The Eighty Dollar Champion: Snowman, The Horse That Inspired A Nation by Elizabeth Letts
Summary: Harry de Leyer first saw the horse he would name Snowman on a bleak winter afternoon between the slats of a rickety truck bound for the slaughterhouse. He recognized the spark in the eye of the beaten-up horse and bought him for eighty dollars. On Harry’s modest farm on Long Island, the horse thrived. But the recent Dutch immigrant and his growing family needed money, and Harry was always on the lookout for the perfect thoroughbred to train for the show-jumping circuit—so he reluctantly sold Snowman to a farm a few miles down the road.
But Snowman had other ideas about what Harry needed. When he turned up back at Harry’s barn, dragging an old tire and a broken fence board, Harry knew that he had misjudged the horse. And so he set about teaching this shaggy, easygoing horse how to fly. One show at a time, against extraordinary odds and some of the most expensive thoroughbreds alive, the pair climbed to the very top of the sport of show jumping.
Here is the dramatic and inspiring rise to stardom of an unlikely duo, based on the insight and recollections of “the Flying Dutchman” himself. Their story captured the heart of Cold War–era America—a story of unstoppable hope, inconceivable dreams, and the chance to have it all.
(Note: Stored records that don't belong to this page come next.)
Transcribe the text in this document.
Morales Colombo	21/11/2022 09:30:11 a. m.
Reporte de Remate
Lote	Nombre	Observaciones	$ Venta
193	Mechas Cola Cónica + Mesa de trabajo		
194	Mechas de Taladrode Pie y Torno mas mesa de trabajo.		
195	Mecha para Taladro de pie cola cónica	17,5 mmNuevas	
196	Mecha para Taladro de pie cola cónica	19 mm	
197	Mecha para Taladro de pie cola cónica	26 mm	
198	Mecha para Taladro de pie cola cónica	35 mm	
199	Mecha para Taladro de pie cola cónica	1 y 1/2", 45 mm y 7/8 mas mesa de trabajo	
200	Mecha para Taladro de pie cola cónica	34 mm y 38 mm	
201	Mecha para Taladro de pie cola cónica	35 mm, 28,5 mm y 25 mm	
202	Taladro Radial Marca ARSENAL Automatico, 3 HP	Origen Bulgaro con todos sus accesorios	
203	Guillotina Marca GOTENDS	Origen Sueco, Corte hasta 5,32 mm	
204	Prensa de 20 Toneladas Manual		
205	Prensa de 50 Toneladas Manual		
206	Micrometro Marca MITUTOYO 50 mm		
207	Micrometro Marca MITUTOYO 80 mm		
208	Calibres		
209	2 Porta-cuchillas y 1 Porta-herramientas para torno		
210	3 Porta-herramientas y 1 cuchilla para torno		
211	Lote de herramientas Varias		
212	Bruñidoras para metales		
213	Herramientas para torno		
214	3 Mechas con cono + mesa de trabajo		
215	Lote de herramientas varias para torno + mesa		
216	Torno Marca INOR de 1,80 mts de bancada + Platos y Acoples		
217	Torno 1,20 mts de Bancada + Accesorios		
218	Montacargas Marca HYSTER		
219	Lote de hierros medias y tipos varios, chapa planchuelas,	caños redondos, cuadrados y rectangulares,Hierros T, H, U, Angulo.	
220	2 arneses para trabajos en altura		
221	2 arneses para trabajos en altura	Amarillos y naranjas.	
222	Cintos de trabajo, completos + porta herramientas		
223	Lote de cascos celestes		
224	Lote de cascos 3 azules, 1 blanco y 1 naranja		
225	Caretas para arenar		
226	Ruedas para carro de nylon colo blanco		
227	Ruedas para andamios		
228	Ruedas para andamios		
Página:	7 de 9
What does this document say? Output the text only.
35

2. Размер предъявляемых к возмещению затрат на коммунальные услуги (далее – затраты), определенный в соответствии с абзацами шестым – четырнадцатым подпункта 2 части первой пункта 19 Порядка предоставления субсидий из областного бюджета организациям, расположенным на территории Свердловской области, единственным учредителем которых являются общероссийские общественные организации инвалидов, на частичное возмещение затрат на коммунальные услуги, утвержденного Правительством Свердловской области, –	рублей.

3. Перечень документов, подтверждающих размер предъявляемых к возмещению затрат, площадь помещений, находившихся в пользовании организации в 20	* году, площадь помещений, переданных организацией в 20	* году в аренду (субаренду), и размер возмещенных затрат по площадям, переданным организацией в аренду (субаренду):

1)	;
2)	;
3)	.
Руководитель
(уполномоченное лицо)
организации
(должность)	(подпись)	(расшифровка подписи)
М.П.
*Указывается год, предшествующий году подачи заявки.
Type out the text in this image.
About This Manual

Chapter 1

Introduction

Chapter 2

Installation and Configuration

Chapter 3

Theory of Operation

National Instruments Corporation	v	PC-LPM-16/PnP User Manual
Elizabeth Letts’s message is simple: Never give up, even when the obstacles seem sky-high. There is something extraordinary in all of us.
Review: An enjoyable story about a man who rose from long odds and was able to follow his dreams. Plus, there are horses!
I shamelessly love horses so I was interested in reading this book, especially since I had never heard of Snowman. As I learned in this book, Snowman's fame was during the late 50s and 60s so it made sense that I had never heard of him before. I am very glad someone told Snowman and Harry's story. Letts provides a lot of background information of horses, their riders, and the culture that surrounds them. It is sad that horses have declined in importance in their use, especially for use on farms. As I mentioned before, Letts provides a lot of background on horse, which can easily get boring and dry for those that only have a casual interest in horses or little interest in history.
Snowman and Harry are inspirational because they both wouldn't give up. The two were really meant for each other. Their story shows what trust, love, and a good amount of hard work can accomplish. I found myself cheering for Snowman and cringing whenever he made a fault. Like Harry, I wanted him to be the best. Snowman had a lot of triumphs in his life and he lived a full, fulfilled life. I know it was inevitable, but it was still quite sad when Snowman passed away.
Recommendation: I would recommend this book to fans of horses and those who enjoy a heart warming inspirational story.